In a research note on Wednesday, BTIG research analyst Mark Massaro said that an expert panel of US-based lab directors noted that keeping up with test demand continues to be challenging during the pandemic, and all directors were experiencing a current second or third wave associated with a surge in demand.
"Access to rapid antigen tests remains limited, and one director noted that antigen tests are not sensitive and highly questions the clinical utility in this outbreak," Massaro added.

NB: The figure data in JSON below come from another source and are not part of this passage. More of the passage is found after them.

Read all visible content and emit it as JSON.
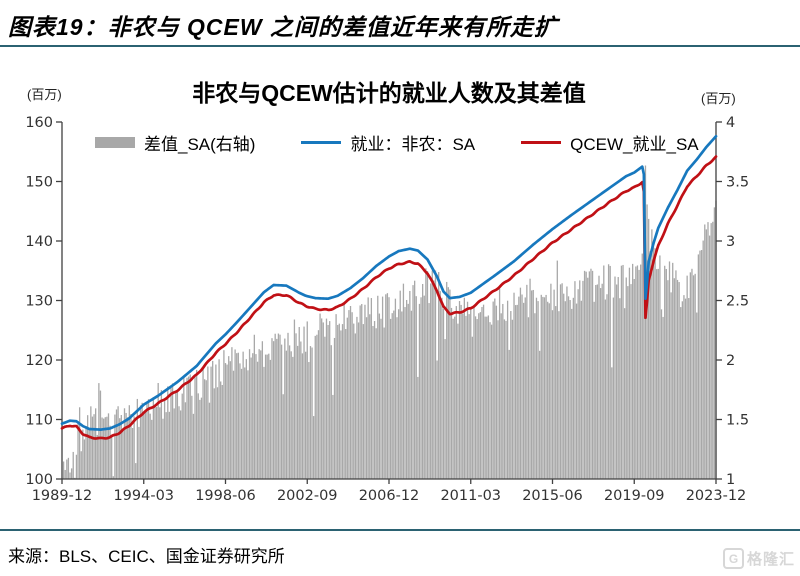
{
  "caption": "图表19：非农与 QCEW 之间的差值近年来有所走扩",
  "source": "来源：BLS、CEIC、国金证券研究所",
  "watermark": {
    "g": "G",
    "text": "格隆汇"
  },
  "colors": {
    "rule": "#2b6272",
    "bar": "#a8a8a8",
    "nonfarm_line": "#1778be",
    "qcew_line": "#c01015",
    "axis": "#404040",
    "tick_text": "#333333",
    "watermark": "#d7d7d7"
  },
  "chart_data": {
    "type": "bar+line",
    "title": "非农与QCEW估计的就业人数及其差值",
    "left_axis": {
      "unit": "(百万)",
      "min": 100,
      "max": 160,
      "ticks": [
        100,
        110,
        120,
        130,
        140,
        150,
        160
      ]
    },
    "right_axis": {
      "unit": "(百万)",
      "min": 1,
      "max": 4,
      "ticks": [
        1,
        1.5,
        2,
        2.5,
        3,
        3.5,
        4
      ]
    },
    "x_axis": {
      "months_total": 409,
      "tick_months": [
        0,
        51,
        102,
        153,
        204,
        255,
        306,
        357,
        408
      ],
      "tick_labels": [
        "1989-12",
        "1994-03",
        "1998-06",
        "2002-09",
        "2006-12",
        "2011-03",
        "2015-06",
        "2019-09",
        "2023-12"
      ]
    },
    "legend": [
      {
        "label": "差值_SA(右轴)",
        "type": "bar",
        "color": "#a8a8a8"
      },
      {
        "label": "就业：非农：SA",
        "type": "line",
        "color": "#1778be"
      },
      {
        "label": "QCEW_就业_SA",
        "type": "line",
        "color": "#c01015"
      }
    ],
    "series": {
      "nonfarm_keypoints": [
        [
          0,
          109.3
        ],
        [
          5,
          109.8
        ],
        [
          9,
          109.7
        ],
        [
          13,
          108.9
        ],
        [
          17,
          108.4
        ],
        [
          24,
          108.3
        ],
        [
          30,
          108.5
        ],
        [
          36,
          109.2
        ],
        [
          42,
          110.2
        ],
        [
          51,
          112.5
        ],
        [
          60,
          114.0
        ],
        [
          72,
          116.3
        ],
        [
          84,
          119.0
        ],
        [
          96,
          122.8
        ],
        [
          102,
          124.3
        ],
        [
          110,
          126.6
        ],
        [
          120,
          129.6
        ],
        [
          126,
          131.4
        ],
        [
          132,
          132.6
        ],
        [
          140,
          132.5
        ],
        [
          148,
          131.3
        ],
        [
          152,
          130.8
        ],
        [
          158,
          130.4
        ],
        [
          166,
          130.3
        ],
        [
          172,
          130.8
        ],
        [
          180,
          132.1
        ],
        [
          188,
          133.8
        ],
        [
          196,
          135.8
        ],
        [
          204,
          137.4
        ],
        [
          210,
          138.3
        ],
        [
          217,
          138.7
        ],
        [
          222,
          138.4
        ],
        [
          228,
          136.9
        ],
        [
          234,
          134.0
        ],
        [
          238,
          131.5
        ],
        [
          242,
          130.4
        ],
        [
          248,
          130.6
        ],
        [
          255,
          131.3
        ],
        [
          270,
          134.2
        ],
        [
          282,
          136.6
        ],
        [
          294,
          139.4
        ],
        [
          306,
          142.0
        ],
        [
          318,
          144.4
        ],
        [
          330,
          146.7
        ],
        [
          342,
          149.0
        ],
        [
          352,
          150.9
        ],
        [
          357,
          151.5
        ],
        [
          362,
          152.5
        ],
        [
          363,
          151.2
        ],
        [
          364,
          130.3
        ],
        [
          365,
          133.0
        ],
        [
          366,
          136.5
        ],
        [
          369,
          139.6
        ],
        [
          372,
          142.2
        ],
        [
          378,
          145.6
        ],
        [
          384,
          148.6
        ],
        [
          390,
          151.8
        ],
        [
          396,
          153.7
        ],
        [
          402,
          155.8
        ],
        [
          408,
          157.6
        ]
      ],
      "qcew_keypoints": [
        [
          0,
          108.5
        ],
        [
          5,
          109.0
        ],
        [
          9,
          108.8
        ],
        [
          13,
          107.6
        ],
        [
          17,
          107.0
        ],
        [
          24,
          106.8
        ],
        [
          30,
          107.0
        ],
        [
          36,
          107.8
        ],
        [
          42,
          109.0
        ],
        [
          51,
          111.2
        ],
        [
          60,
          112.7
        ],
        [
          72,
          114.9
        ],
        [
          84,
          117.5
        ],
        [
          96,
          121.2
        ],
        [
          102,
          122.7
        ],
        [
          110,
          124.9
        ],
        [
          120,
          127.9
        ],
        [
          126,
          129.7
        ],
        [
          132,
          130.9
        ],
        [
          140,
          130.9
        ],
        [
          148,
          129.6
        ],
        [
          152,
          129.1
        ],
        [
          158,
          128.6
        ],
        [
          166,
          128.4
        ],
        [
          172,
          128.9
        ],
        [
          180,
          130.3
        ],
        [
          188,
          132.0
        ],
        [
          196,
          133.9
        ],
        [
          204,
          135.4
        ],
        [
          210,
          136.1
        ],
        [
          217,
          136.5
        ],
        [
          222,
          136.2
        ],
        [
          228,
          134.6
        ],
        [
          234,
          131.6
        ],
        [
          238,
          128.9
        ],
        [
          242,
          127.8
        ],
        [
          248,
          128.0
        ],
        [
          255,
          128.7
        ],
        [
          270,
          131.7
        ],
        [
          282,
          134.2
        ],
        [
          294,
          137.0
        ],
        [
          306,
          139.7
        ],
        [
          318,
          142.0
        ],
        [
          330,
          144.3
        ],
        [
          342,
          146.6
        ],
        [
          352,
          148.4
        ],
        [
          357,
          149.0
        ],
        [
          362,
          149.9
        ],
        [
          363,
          148.2
        ],
        [
          364,
          127.0
        ],
        [
          365,
          129.8
        ],
        [
          366,
          133.4
        ],
        [
          369,
          136.6
        ],
        [
          372,
          139.2
        ],
        [
          378,
          142.9
        ],
        [
          384,
          146.0
        ],
        [
          390,
          149.2
        ],
        [
          396,
          150.9
        ],
        [
          402,
          152.7
        ],
        [
          408,
          154.1
        ]
      ],
      "diff_base_keypoints": [
        [
          0,
          1.08
        ],
        [
          6,
          1.1
        ],
        [
          9,
          1.12
        ],
        [
          10,
          1.45
        ],
        [
          24,
          1.5
        ],
        [
          40,
          1.52
        ],
        [
          51,
          1.55
        ],
        [
          64,
          1.62
        ],
        [
          78,
          1.72
        ],
        [
          90,
          1.85
        ],
        [
          102,
          1.95
        ],
        [
          114,
          2.02
        ],
        [
          126,
          2.1
        ],
        [
          140,
          2.18
        ],
        [
          153,
          2.2
        ],
        [
          168,
          2.28
        ],
        [
          180,
          2.32
        ],
        [
          192,
          2.38
        ],
        [
          204,
          2.42
        ],
        [
          214,
          2.5
        ],
        [
          222,
          2.6
        ],
        [
          232,
          2.65
        ],
        [
          240,
          2.5
        ],
        [
          248,
          2.42
        ],
        [
          255,
          2.35
        ],
        [
          268,
          2.42
        ],
        [
          280,
          2.48
        ],
        [
          294,
          2.5
        ],
        [
          306,
          2.52
        ],
        [
          320,
          2.58
        ],
        [
          332,
          2.62
        ],
        [
          344,
          2.66
        ],
        [
          357,
          2.7
        ],
        [
          362,
          2.9
        ],
        [
          364,
          3.65
        ],
        [
          365,
          3.2
        ],
        [
          368,
          2.95
        ],
        [
          374,
          2.8
        ],
        [
          380,
          2.72
        ],
        [
          386,
          2.6
        ],
        [
          392,
          2.65
        ],
        [
          398,
          2.85
        ],
        [
          402,
          3.05
        ],
        [
          408,
          3.45
        ]
      ],
      "diff_noise_amp": 0.16,
      "noise_seed": 7,
      "red_wiggle": 0.1
    }
  }
}
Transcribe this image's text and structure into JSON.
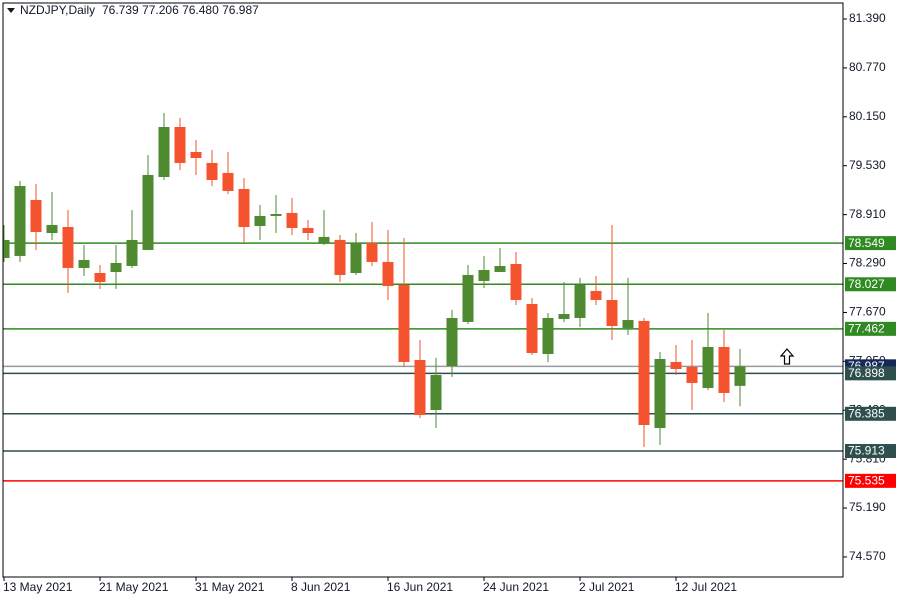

Ortho said its high-throughput antigen test has demonstrated 97.8 percent sensitivity and 99.2 percent specificity. The test has further demonstrated 100 percent sensitivity at PCR cycle thresholds of less than 32 and 97.8 percent sensitivity at PCR cycle thresholds of less than 34, levels above which many observers believe people may no longer be infectious, Palaniappan said.
Meanwhile, DiaSorin has said that its high-throughput assay demonstrated 97.1 percent sensitivity and 100 percent specificity on nasal swabs and 94.6 percent sensitivity and 99.5 percent specificity on nasopharyngeal swabs used within 10 days of the onset of COVID-19 symptoms.
Manufacturing capacity
But just as important as making antigen tests available is having the capacity to satisfy high demand.
With 1,500 Vitros instruments already in the market in about 1,000 hospitals and each instrument running up to 3,500 tests per day, Ortho could satisfy demand for more than 5 million tests per day in the US alone, Palaniappan said. The company said it has around 5,000 such instrument placements globally.
The diagnostic company also has two types of antibody assays on the market that are authorized to test for SARS-CoV-2 past infection. One detects total antibodies to SARS-CoV-2 and the other detects IgG antibodies, and both have received CE marking and FDA EUA.
However, Ortho doesn't manufacture RT-PCR tests, the most broadly adopted testing modality during the pandemic. Palaniappan did not respond directly to a question about how that has impacted the firm's business.
The company has shipped millions of its antibody tests globally during the pandemic, he said, adding that with its antigen assay running on the same instruments as its antibody assays, customers can now tap into both modalities in the same laboratory setting.
Serology tests for past infections have taken a back seat to RT-PCR and antigen testing for active infections during the pandemic, but demand for antibody tests is expected to rise with the availability of vaccines and with clinicians needing a way to monitor levels of antibodies in people who have been vaccinated.